SPBU bernomor 64.783.05 Jl.Adi Supcipto,Tlk,Kapuas.kec.Sungai Raya.kabupaten Kubu Raya Kalimantan Barat.diduga melakukan praktik pengisian BBM subsidi menggunakan jeriken (ken) yang dilakukan oleh oknum petugas kepada para pengepul.
Catatan:
Saat di Konfermasi terkait hal tersebut Pihak Oknum SPBU memberi jawaban”maaf bg sy lagi cuti,,ibu Bru aj meninggal sy gak urus pekerjaan dulu,maaf sy lagi berkabung”Ungkapnya”pada tanggal 03 Desember 2025.pukul 13.10 Wib
Aksi tersebut terpantau langsung oleh tim media yang turun ke lokasi setelah menerima laporan warga.

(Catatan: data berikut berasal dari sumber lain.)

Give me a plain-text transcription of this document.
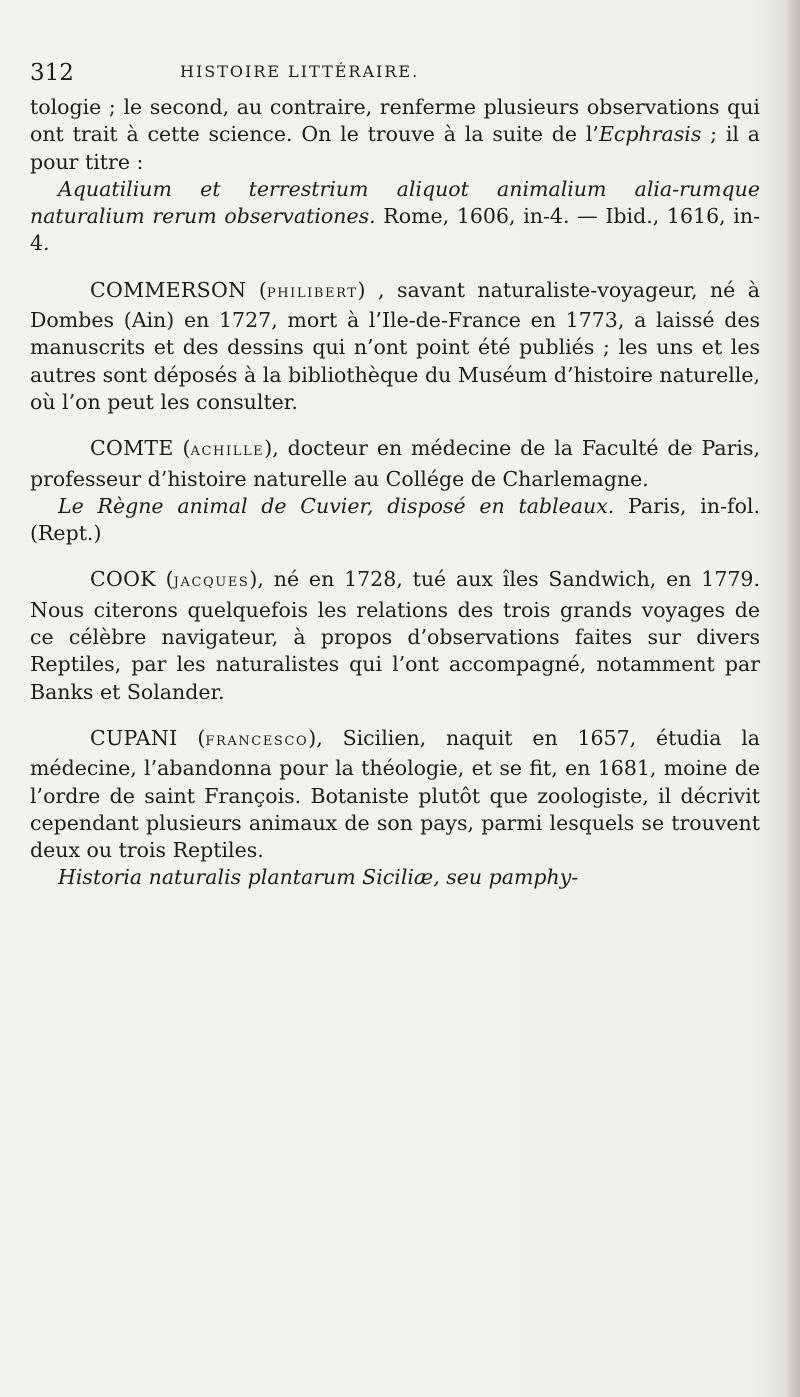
312	HISTOIRE LITTÉRAIRE.

tologie ; le second, au contraire, renferme plusieurs observations qui ont trait à cette science. On le trouve à la suite de l’Ecphrasis ; il a pour titre :

Aquatilium et terrestrium aliquot animalium alia-rumque naturalium rerum observationes. Rome, 1606, in-4. — Ibid., 1616, in-4.

COMMERSON (PHILIBERT) , savant naturaliste-voyageur, né à Dombes (Ain) en 1727, mort à l’Ile-de-France en 1773, a laissé des manuscrits et des dessins qui n’ont point été publiés ; les uns et les autres sont déposés à la bibliothèque du Muséum d’histoire naturelle, où l’on peut les consulter.

COMTE (ACHILLE), docteur en médecine de la Faculté de Paris, professeur d’histoire naturelle au Collége de Charlemagne.

Le Règne animal de Cuvier, disposé en tableaux. Paris, in-fol. (Rept.)

COOK (JACQUES), né en 1728, tué aux îles Sandwich, en 1779. Nous citerons quelquefois les relations des trois grands voyages de ce célèbre navigateur, à propos d’observations faites sur divers Reptiles, par les naturalistes qui l’ont accompagné, notamment par Banks et Solander.

CUPANI (FRANCESCO), Sicilien, naquit en 1657, étudia la médecine, l’abandonna pour la théologie, et se fit, en 1681, moine de l’ordre de saint François. Botaniste plutôt que zoologiste, il décrivit cependant plusieurs animaux de son pays, parmi lesquels se trouvent deux ou trois Reptiles.

Historia naturalis plantarum Siciliæ, seu pamphy-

Menurut informasi, pengisian BBM subsidi menggunakan jeriken telah menyalahi prosedur resmi yang ditetapkan oleh Pertamina. BBM subsidi seharusnya diperuntukkan bagi masyarakat yang berhak, bukan untuk ditimbun oleh pengepul dan kemudian dijual kembali secara eceran demi memperoleh keuntungan pribadi.
Tim media yang berada di lapangan berhasil mendokumentasikan aktivitas tersebut melalui foto dan video, serta melakukan wawancara dengan warga sekitar. Beberapa warga mengaku resah dengan praktik ini karena dinilai merugikan masyarakat umum yang kerap kesulitan mendapatkan BBM subsidi secara normal.
Warga juga berharap agar aparat terkait, baik dari pemerintah daerah maupun pihak Pertamina, segera turun tangan melakukan penertiban dan memberikan sanksi tegas jika terbukti adanya pelanggaran.
Praktik penyalahgunaan distribusi BBM subsidi seperti ini dinilai dapat menimbulkan kelangkaan buatan serta membuka ruang bagi permainan harga di tingkat pengecer.
Rujukan:
Peraturan BPH migas No 1 Tahun 2024 tentang penyaluran jenis Bahan Bakar Minyak tertentu dan jenis Bahan Bakar Minyak Khusus”Surat kepala BPH Migas No T-185/MG,01/BPH/2025 Tertanggal 28 Maret 2025
Sesuai dengan Undang-Undang Nomor 22 Tahun 2001 tentang Minyak dan Gas Bumi (Migas) serta Peraturan Presiden Nomor 191 Tahun 2014 tentang Penyediaan, Pendistribusian dan Harga Jual Eceran BBM, penyalahgunaan BBM bersubsidi merupakan tindak pidana yang dapat dikenakan sanksi berat, termasuk pidana penjara.”Jelasnya”
Redaksi media juga membuka ruang hak jawab dan klarifikasi bagi seluruh pihak yang disebutkan dalam pemberitaan ini, sebagaimana diatur dalam Undang-Undang Nomor 40 Tahun 1999 tentang Pers dan Kode Etik Jurnalistik (KEJ).